À meio caminho, pressentiu uma sombra a um braçinho de distância. Olhou repentinamente para o lado e viu um senhor alto de olhar meigo e feliz.
— Olá meu jovem amiguinho. Está indo para a festa de Natal?
— Sim. Como o Sr. sabe?
— Eu sei de muita coisa. Sei por exemplo que dentro desse presente que você carrega, está um Tan.
— É verdade. Que esperteza a sua seu moço! Como é seu nome mesmo?
— Tenho vários nomes para cada ocasião. Hoje como é uma dessas ocasiões especiais, pode me chamar de Estumersun.
— Que nome esquisito. O que significa?
— Venerável da aurora é o que significa.
— Para quê tanto nome? Não basta ter apenas um?
— Sabe amiguinho, esse é um problema que carrego por muito, muito tempo. Não posso ter apenas um nome como todo mundo. Meu nome se alterna constantemente.
— Por que?
— Porque tudo se alterna constantemente: as pessoas, os sentimentos das pessoas, os animais, as marés, os dias, as noites, as árvores... e até mesmo você meu amiguinho, está fadado à essa inevitável alternância. E em cada mudança que ocorre eu mudo meu nome para tentar escapar das mudanças constantes, entende?
— Não sei se entendi.
— Por que disse que hoje é uma ocasião especial? Você também vai à festa?
— Hou, hou, hou... é o que eu pretendo meu amiguinho. Mas não tenho um Tan para levar.
— Vamos comigo. Eu tenho esse aqui. Assim poderemos entrar juntos. Eu digo que você é meu tio.
— Amiguinho... é feio mentir.
— Amigão, pior é só mentir... he, he...
— Sabe amiguinho, você não precisaria levar um Tan. Você É um Tan.
O vento valsou com as folhas artisticamente enferrujadas envolvendo os dois caminhantes lado a lado.
— O que você fez pra não ter um Tan?
— Amiguinho, eu já tive um Tan. O mais glorioso que se possa imaginar. Seu brilho e poder são completamente desconhecidos de qualquer um neste nefasto. Não há referência possível que o torne compreensível. Quando tornei-me completo enamorei-me do fulgor e o fulgor abrasou-me com tal intensidade
que uma explosão silenciosa ofereceu-me uma escolha. E escolhi. Minha escolha criou mundos; deflagrou astúcia; plantou a progenitora da felicidade humana: a ignorância. Ah, como me regozijo vendo a felicidade das pessoas cintilar como vaga-lumes emitindo atração luciferina tal qual cupinzeiros luminescentes. Diriam ao observá-los: “eis uma autêntica árvore de Natal”.
— Como irá fazer para ter de novo um Tan?
— Não farei. Você fará.
— Como?
Estumersun estendeu-lhe a mão direita e disse-lhe: “Entregando-me”.

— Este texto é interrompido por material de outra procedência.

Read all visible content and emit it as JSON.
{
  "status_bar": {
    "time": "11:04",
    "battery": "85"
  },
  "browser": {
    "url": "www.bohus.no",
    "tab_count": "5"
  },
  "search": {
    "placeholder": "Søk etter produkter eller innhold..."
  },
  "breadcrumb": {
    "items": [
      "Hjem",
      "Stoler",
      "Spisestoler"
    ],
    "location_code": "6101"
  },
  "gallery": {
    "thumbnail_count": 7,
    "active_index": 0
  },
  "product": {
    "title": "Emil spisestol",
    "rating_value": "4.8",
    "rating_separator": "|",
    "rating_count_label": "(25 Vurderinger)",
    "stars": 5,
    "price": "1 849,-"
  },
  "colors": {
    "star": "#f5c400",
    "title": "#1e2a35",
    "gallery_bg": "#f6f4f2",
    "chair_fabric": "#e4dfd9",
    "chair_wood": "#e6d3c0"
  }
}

— Mas você é meu convidado. E aos convidados toda as honras lhe são granjeadas. É um princípio guiador de tudo quanto existe e do universo inteiro. Pelo "tan" há verdade, e sabedoria, e harmonia e...

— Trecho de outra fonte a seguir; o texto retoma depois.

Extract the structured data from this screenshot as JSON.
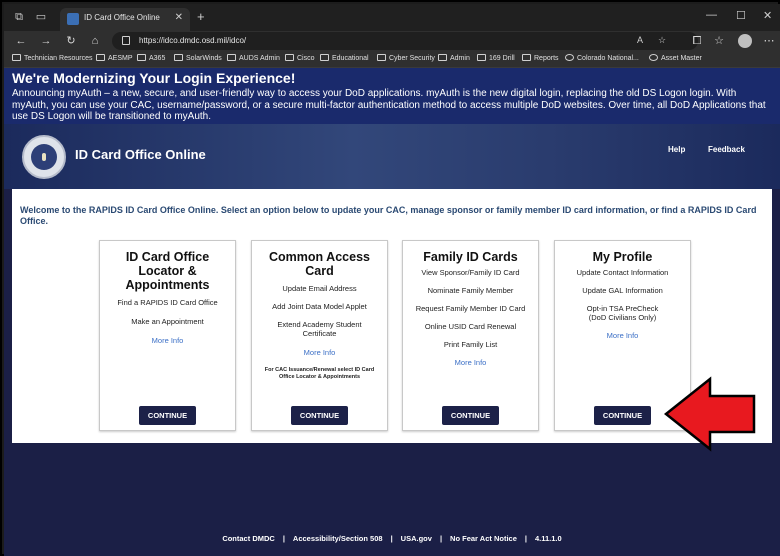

— Não me fale assim!!! Eu sou o Venerável Celeste da Aurora! Sou o que antecede a luz matutina. Sem mim o mundo seria apenas um depósito de corpos putrefatos.
— Está bem, está bem amigão. Tome aqui o Tan. Não quero vê-lo triste.
Estumersun estendeu a mão ao encontro daquelas pequeninas mãos.
O Tan lhe foi concedido. Estumersun parado olhava orgulhoso para o Tan sentindo-se com o máximo de poder que um inefável poderia sonhar.
Mas o que Estumersun queria apoderar-se, dele apoderou-se.
Suas roupas aumentaram de tamanho. Seu calçado tornou-se demasiado espaçoso. Sua voz perdeu o timbre dos controlados. E o que mais temia aconteceu. Estumersun agora era uma criança.
— Vamos amiguinho. A Festa nos espera.
Leroy o pegou pela mão e às portas do salão, adentraram.
Um vasto salão. Plenamente iluminado. O que mais impressionava era o seu minimalismo decorativo. Nunca havia pisado em um recinto tão magnificamente limpo.
— Por que ele está vazio? — Perguntou a voz de Estumersun carregada de magia infantil.
— Porque é no vazio que a plenitude se manifesta.
Assim, correram felizes para o centro do salão e uma luz intensa os consumiu.
Não havia mais Estumersun, não havia mais Leroy. Apenas o único Natal.